Trois questions à Pierre GARNIER, Président de la FCSF

recoucou

Quel regard sur la journée « Développement Durable » et Centres sociaux du 28 juin*, à la Caisse des Dépôts et Consignation ?

C’est très positif, même si nous n’étions pas très nombreux. L’enjeu Développement durable concerne tous les centres sociaux, car c’est une évolution majeure de la société. Cette dernière rencontre a notamment été marquée par l’intervention de Jean-Paul Le Divenah (Directeur de cabinet de Valérie Létard, secrétaire d’État auprès du Ministre de l’Écologie) qui a exposé les convergences possibles entre l’action des centres sociaux et les politiques publiques en faveur du développement durable. Au-delà du thème choisi, ces rencontres visent à présenter aux parlementaires les spécificités du centre social et la plus-value territoriale qu’il représente.

De plus en plus de députés, de sénateurs sont contactés par nos initiatives afin de leur montrer ce qu’on fait dans le réseau des centres sociaux. Notre demande aux élus de la nation est d’être en appui au fonctionnement des équipements et de l’action des équipes qui les animent. Mais cela n’est pas la seule affaire de la FCSF, mais bien de tous ! On se doit de relayer ce que fait la fédé, si nous voulons des résultats. Les élus doivent sentir qu’on est à tous les niveaux. C’est la force du réseau dans unepériode d’incertitude. La RGPP nous invite à faire autant avec moins de moyens. Le danger est de se retrouver en prenant de plus en plus de services pour compenser la baisse des moyens. Attention à ne pas s’éloigner de notre cœur de métier !

 

Vous venez d’être réélu à la tête de la Fédération, quel bilan ?
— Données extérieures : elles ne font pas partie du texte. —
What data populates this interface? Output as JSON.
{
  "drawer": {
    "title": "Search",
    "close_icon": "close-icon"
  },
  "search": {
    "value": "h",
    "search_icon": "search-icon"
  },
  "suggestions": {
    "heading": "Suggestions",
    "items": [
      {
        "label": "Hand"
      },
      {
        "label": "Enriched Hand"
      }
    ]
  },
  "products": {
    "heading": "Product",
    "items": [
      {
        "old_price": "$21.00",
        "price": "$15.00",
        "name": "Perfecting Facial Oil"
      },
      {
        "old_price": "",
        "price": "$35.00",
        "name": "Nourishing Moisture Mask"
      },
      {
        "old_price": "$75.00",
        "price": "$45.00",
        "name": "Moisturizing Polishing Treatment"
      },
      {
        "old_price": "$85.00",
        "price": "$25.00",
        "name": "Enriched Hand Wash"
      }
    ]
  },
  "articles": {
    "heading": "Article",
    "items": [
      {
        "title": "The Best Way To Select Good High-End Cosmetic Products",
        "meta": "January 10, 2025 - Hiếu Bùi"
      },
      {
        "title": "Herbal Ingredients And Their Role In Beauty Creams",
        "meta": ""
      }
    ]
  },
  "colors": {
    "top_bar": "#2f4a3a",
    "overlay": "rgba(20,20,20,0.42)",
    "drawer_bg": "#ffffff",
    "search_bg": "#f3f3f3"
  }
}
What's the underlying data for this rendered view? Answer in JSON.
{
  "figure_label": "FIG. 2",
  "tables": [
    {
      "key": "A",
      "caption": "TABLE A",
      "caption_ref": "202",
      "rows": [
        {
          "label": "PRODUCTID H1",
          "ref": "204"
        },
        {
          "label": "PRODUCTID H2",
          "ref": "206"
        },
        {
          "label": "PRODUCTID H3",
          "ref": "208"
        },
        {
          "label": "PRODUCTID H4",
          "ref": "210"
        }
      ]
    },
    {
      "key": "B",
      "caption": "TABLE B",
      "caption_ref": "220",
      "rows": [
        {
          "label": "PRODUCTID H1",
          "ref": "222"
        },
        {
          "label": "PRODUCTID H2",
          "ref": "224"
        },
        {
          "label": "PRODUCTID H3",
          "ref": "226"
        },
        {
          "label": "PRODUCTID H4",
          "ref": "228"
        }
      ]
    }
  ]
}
En effet, je repars pour un mandat de 3 ans . A Boulazac en 2007, j’avais accepté le challenge. On ne refait pas l’histoire. Dans un premier temps, il fallait resserrer les boulons au niveau finance : se séparer du Pôle Europe qui n’apportait rien, stabiliser les finances et réorganiser une équipe plus resserrée, avec une volonté d’être présent dans le réseau pour conforter le fédéralisme, repenser la communication pour un réseau plus collaboratif. Les 15 mesures d’Arras ont été appliquées !* L’organisation matérielle de l’accueil rue Montcalm (siège de la FCSF) a été revue. On n’a pas perdu le contact avec la CNAF, la DGAF qui renouvellent leur conventions.

Alors, les perspectives ?

L’Assemblée générale a validé l’objectif « Congrès » pour 2013. Une grande mobilisation est à engager auprès des adhérents, pour faire de ce rassemblement un succès pour les centres sociaux, et asseoir notre reconnaissance.

La démarche congrès n’est pas suffisante. Nous allons, au cours de ces 3 années de préparation, travailler par paliers. D’abord, il y a des situations sociales indignes, des discriminations, de l’isolement…). Une étude sur l’isolement des personnes montre combien la personne n’a plus d’existence, devient « hors-circuit ». Que fait-on pour faire face ? Voilà, il faut faire passer le message.

Il y aura des temps de sensibilisation, d’expérimentation, de démonstration. Notre idée est de sortir un argumentaire facile à défendre. Les enjeux seront sur la transformation, l’adaptation sur les territoires, montrer qui on est, sur le terrain, être visible, démontrer notre utilité sociale.

Il nous faut avoir un « agrément » opposable sur les territoires, et développer les partenariats locaux.